Selon les données du seul T1 2026, les entreprises technologiques ont enregistré 81 747 licenciements, le total trimestriel le plus élevé depuis le T1 2024.
Ce chiffre a plus que doublé par rapport au trimestre précédent, Mars contribuant à 45 800 suppressions alors que les entreprises réorientaient leurs budgets de la masse salariale vers l'infrastructure IA et les centres de données.
Les suppressions d'emplois du T1 2026 marquent le niveau de réduction trimestrielle le plus élevé enregistré depuis début 2024, signalant clairement un changement rapide de stratégie en matière d'effectifs.
L'ampleur des suppressions a plus que doublé par rapport au trimestre précédent. Elle a également fortement augmenté par rapport aux niveaux de fin 2025, reflétant une restructuration coordonnée parmi les principaux acteurs technologiques.
Mars seul a représenté 45 800 licenciements, en faisant le mois le plus agressif en plus de deux ans. Le calendrier suggère une prise de décision synchronisée au sein de plusieurs conseils d'administration.
Meta s'est imposé comme un acteur clé du cycle d'ajustement. L'entreprise a confirmé environ 8 000 suppressions d'emplois tout en élargissant sa stratégie d'investissement dans l'intelligence artificielle.

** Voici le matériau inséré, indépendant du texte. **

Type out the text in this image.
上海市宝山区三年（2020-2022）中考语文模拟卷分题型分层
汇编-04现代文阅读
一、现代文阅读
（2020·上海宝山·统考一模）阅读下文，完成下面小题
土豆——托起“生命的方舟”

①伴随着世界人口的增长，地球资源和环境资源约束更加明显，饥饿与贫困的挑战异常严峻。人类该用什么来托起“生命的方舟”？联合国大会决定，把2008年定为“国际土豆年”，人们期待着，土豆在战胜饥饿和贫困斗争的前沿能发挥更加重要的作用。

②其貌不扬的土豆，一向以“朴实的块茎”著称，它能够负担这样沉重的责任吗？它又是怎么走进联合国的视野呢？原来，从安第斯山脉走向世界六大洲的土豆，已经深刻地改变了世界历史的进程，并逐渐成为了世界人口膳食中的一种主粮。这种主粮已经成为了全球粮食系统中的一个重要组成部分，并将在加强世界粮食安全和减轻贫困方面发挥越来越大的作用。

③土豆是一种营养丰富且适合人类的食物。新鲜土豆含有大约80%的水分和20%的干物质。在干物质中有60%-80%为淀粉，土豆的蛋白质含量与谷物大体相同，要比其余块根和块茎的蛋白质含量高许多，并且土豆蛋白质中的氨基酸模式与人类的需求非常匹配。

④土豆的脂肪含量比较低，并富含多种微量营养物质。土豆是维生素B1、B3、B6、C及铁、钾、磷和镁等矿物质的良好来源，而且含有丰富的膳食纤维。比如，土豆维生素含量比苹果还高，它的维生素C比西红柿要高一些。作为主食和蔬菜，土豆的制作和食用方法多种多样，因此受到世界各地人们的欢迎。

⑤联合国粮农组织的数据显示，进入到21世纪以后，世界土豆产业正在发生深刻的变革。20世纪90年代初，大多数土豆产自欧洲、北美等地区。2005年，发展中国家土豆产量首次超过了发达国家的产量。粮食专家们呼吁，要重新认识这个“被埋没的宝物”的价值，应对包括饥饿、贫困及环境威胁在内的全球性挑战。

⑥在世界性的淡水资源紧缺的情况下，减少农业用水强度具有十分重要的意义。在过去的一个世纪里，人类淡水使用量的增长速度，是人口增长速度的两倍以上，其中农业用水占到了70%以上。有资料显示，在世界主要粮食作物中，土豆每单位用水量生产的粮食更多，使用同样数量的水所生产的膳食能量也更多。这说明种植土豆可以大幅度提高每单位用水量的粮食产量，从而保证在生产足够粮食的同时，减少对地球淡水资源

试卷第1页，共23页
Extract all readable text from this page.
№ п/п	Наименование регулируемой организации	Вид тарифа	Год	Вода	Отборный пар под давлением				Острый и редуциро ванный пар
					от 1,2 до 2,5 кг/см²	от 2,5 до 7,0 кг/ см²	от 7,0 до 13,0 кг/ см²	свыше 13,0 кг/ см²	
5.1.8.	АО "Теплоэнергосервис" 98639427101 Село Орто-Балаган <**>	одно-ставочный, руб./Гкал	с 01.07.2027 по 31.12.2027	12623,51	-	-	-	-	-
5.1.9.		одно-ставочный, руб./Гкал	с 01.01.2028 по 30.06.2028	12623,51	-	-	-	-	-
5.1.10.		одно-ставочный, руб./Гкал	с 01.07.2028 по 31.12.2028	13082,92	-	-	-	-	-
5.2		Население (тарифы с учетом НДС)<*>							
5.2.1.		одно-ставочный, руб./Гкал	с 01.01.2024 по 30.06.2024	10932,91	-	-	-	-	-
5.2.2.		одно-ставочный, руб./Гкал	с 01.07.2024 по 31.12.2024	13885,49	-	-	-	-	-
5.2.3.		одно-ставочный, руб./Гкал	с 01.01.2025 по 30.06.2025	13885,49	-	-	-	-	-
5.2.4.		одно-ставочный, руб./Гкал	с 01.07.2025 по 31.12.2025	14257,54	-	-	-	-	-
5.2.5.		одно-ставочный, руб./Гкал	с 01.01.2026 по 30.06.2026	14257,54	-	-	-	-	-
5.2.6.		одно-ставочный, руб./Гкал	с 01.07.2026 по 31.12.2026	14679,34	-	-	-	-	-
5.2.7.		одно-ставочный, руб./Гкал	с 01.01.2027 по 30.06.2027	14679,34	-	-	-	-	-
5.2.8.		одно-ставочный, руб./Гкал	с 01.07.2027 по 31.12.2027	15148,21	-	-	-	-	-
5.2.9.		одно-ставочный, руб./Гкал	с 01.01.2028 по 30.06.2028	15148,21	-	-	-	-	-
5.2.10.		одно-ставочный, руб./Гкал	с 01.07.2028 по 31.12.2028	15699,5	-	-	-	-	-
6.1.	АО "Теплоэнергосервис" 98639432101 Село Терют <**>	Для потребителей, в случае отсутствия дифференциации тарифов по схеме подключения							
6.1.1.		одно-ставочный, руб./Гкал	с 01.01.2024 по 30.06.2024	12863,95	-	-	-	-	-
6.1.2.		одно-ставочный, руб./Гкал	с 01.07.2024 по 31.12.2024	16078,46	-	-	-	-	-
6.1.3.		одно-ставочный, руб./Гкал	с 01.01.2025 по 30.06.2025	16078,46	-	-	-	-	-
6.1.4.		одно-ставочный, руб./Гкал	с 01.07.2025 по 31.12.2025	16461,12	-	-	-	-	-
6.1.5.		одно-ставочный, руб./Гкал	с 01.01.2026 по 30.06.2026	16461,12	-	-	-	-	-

Ses dépenses en capital pour 2026 sont projetées entre 125 et 145 milliards de dollars. Ce chiffre double presque les dépenses de l'année précédente et signale une expansion agressive des infrastructures.
En parallèle des licenciements, Meta a également annulé 6 000 postes ouverts. Cette démarche indique une remise à zéro à long terme de la stratégie de recrutement plutôt qu'un simple contrôle temporaire des coûts.
Une note de marché circulant durant le trimestre indiquait : « Les licenciements tech et l'IA reflètent la conversion de la masse salariale en infrastructure IA au sein des géants technologiques mondiaux. »
Les tendances des licenciements tech et de l'IA sont de plus en plus liées aux changements structurels dans la façon dont les entreprises allouent leur capital. Les budgets salariaux sont réorientés vers les puces, les serveurs et les centres de données.
Microsoft a suivi une voie similaire avec des offres de retraite volontaire touchant 8 750 employés. Le programme couvre environ 7 % de sa base de main-d'œuvre aux États-Unis.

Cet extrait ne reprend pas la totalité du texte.